Carl Glassman / Tribeca Trib
Vital DeShawn sings while Chris Clark plays in Tribeca Park.
“Something I made up,” Griswold said afterward, taking a drag of a cigarette with an air of studied casualness. A folded piece of paper peeked out of his shirt pocket. “I want to play all the pianos in Manhattan,” he said, “so I printed out a map.”
Back in the West Broadway triangle, after dusk, a 20-year-old and a man of about 40 jammed on a simple chord progression by Coldplay that the older man had never heard before.
“Do you like the Grateful Dead?” asked the older man, Geoff Wilson, when the song was over.
“I’ve heard of them.”
Both Wilson and the younger man, Ed Arzomand, were newcomers to the city. Wilson, who owns a 7-11 store in Springfield, Mass., was in town just for the pianos. Earlier, at City Hall, he’d seen someone trying to teach himself the Charlie Brown theme song and showed him the proper key to play it in. They struck up a conversation and ended up strolling to Tribeca Park so they could play together on its two pianos.

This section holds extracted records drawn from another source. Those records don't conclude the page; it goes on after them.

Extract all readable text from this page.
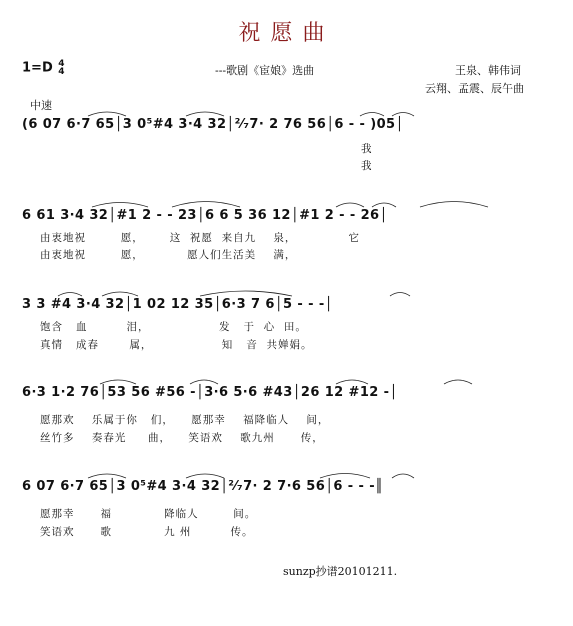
祝愿曲
1=D 4
4	---歌剧《宦娘》选曲	王泉、韩伟词
云翔、孟震、辰午曲
中速
(6 07 6·7 65│3 0⁵#4 3·4 32│²⁄₇7· 2 76 56│6 - - )05│
我
我
6 61 3·4 32│#1 2 - - 23│6 6 5 36 12│#1 2 - - 26│
由衷地祝        愿，      这  祝愿  来自九    泉，            它
由衷地祝        愿，          愿人们生活美    满，
3 3 #4 3·4 32│1 02 12 35│6·3 7 6│5 - - -│
饱含   血         泪，                发   于  心  田。
真情   成春       属，                知   音  共婵娟。
6·3 1·2 76│53 56 #56 -│3·6 5·6 #43│26 12 #12 -│
愿那欢    乐属于你   们，    愿那幸    福降临人    间，
丝竹多    奏春光     曲，    笑语欢    歌九州      传，
6 07 6·7 65│3 0⁵#4 3·4 32│²⁄₇7· 2 7·6 56│6 - - -║
愿那幸      福            降临人        间。
笑语欢      歌            九 州         传。
sunzp抄谱20101211.
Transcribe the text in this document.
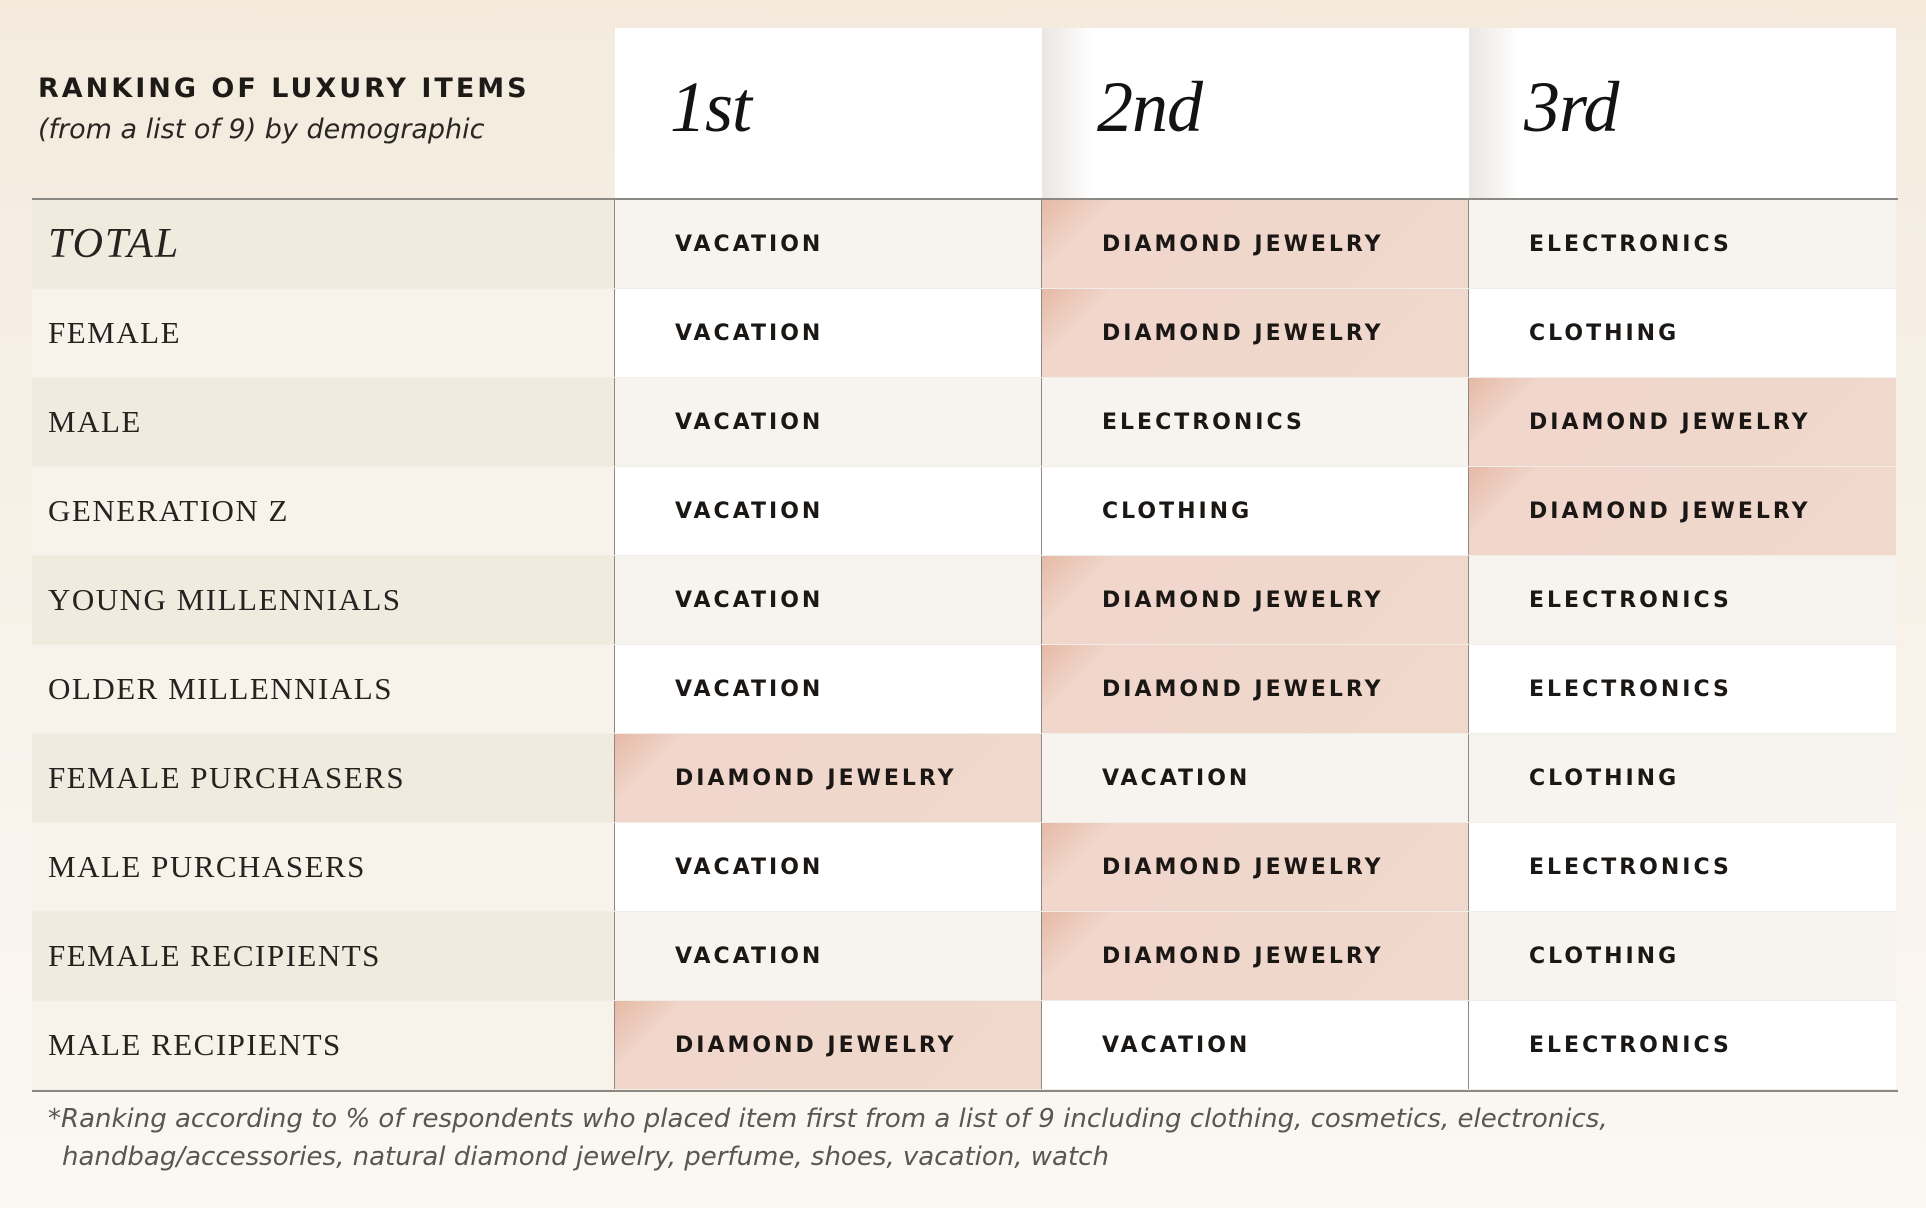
RANKING OF LUXURY ITEMS
(from a list of 9) by demographic	1st	2nd	3rd
TOTAL	VACATION	DIAMOND JEWELRY	ELECTRONICS
FEMALE	VACATION	DIAMOND JEWELRY	CLOTHING
MALE	VACATION	ELECTRONICS	DIAMOND JEWELRY
GENERATION Z	VACATION	CLOTHING	DIAMOND JEWELRY
YOUNG MILLENNIALS	VACATION	DIAMOND JEWELRY	ELECTRONICS
OLDER MILLENNIALS	VACATION	DIAMOND JEWELRY	ELECTRONICS
FEMALE PURCHASERS	DIAMOND JEWELRY	VACATION	CLOTHING
MALE PURCHASERS	VACATION	DIAMOND JEWELRY	ELECTRONICS
FEMALE RECIPIENTS	VACATION	DIAMOND JEWELRY	CLOTHING
MALE RECIPIENTS	DIAMOND JEWELRY	VACATION	ELECTRONICS
*Ranking according to % of respondents who placed item first from a list of 9 including clothing, cosmetics, electronics,
handbag/accessories, natural diamond jewelry, perfume, shoes, vacation, watch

They banged out a few classics—“Green Onions, ” “Like a Rolling Stone” —before Ed Arzomand jumped in.
He knew just one tune, the Coldplay one, but you didn’t have to be Fats Waller to get something out of the experience.
“I’ve only lived in the city for three weeks and I feel like there’s a lot of disconnectedness, but artistic expression gives people an opportunity to connect,” he said. “A momentary connection with a random human being is the most beautiful thing you can do.”